CodeForces 1506F Triangular Paths 找规律 路径
【题目描述】
Consider an infinite triangle made up of layers. Let’s number the layers, starting from one, from the top of the triangle (from top to bottom). The k-th layer of the triangle contains k points, numbered from left to right. Each point of an infinite triangle is described by a pair of numbers (r,c) (1≤c≤r), where r is the number of the layer, and c is the number of the point in the layer. From each point (r,c) there are two directed edges to the points (r+1,c) and (r+1,c+1), but only one of the edges is activated. If r+c is even, then the edge to the point (r+1,c) is activated, otherwise the edge to the point (r+1,c+1) is activated. Look at the picture for a better understanding.

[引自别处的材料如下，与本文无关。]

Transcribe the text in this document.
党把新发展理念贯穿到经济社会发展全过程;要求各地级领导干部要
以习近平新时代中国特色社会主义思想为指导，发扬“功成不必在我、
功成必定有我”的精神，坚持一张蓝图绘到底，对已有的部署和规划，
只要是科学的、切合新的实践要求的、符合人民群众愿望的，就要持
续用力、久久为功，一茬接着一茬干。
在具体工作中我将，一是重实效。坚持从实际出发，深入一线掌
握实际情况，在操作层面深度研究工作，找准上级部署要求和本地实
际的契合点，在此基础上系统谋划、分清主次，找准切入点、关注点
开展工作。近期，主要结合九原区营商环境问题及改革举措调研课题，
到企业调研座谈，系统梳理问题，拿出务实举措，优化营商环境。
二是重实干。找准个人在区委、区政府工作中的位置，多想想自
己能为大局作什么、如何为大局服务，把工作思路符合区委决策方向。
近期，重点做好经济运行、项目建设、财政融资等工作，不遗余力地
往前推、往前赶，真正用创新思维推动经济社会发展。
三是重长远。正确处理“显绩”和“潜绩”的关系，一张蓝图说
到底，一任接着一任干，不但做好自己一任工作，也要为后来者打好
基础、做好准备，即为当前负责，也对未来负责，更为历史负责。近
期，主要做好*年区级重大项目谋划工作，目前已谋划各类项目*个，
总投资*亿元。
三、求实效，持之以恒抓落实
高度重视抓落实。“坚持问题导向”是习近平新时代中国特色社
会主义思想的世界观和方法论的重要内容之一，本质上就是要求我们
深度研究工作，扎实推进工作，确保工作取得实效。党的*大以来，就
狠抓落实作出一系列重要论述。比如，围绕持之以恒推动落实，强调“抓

Activated edges are colored in black. Non-activated edges are colored in gray.
From the point (r1,c1) it is possible to reach the point (r2,c2), if there is a path between them only from activated edges. For example, in the picture above, there is a path from (1,1) to (3,2), but there is no path from (2,1) to (1,1).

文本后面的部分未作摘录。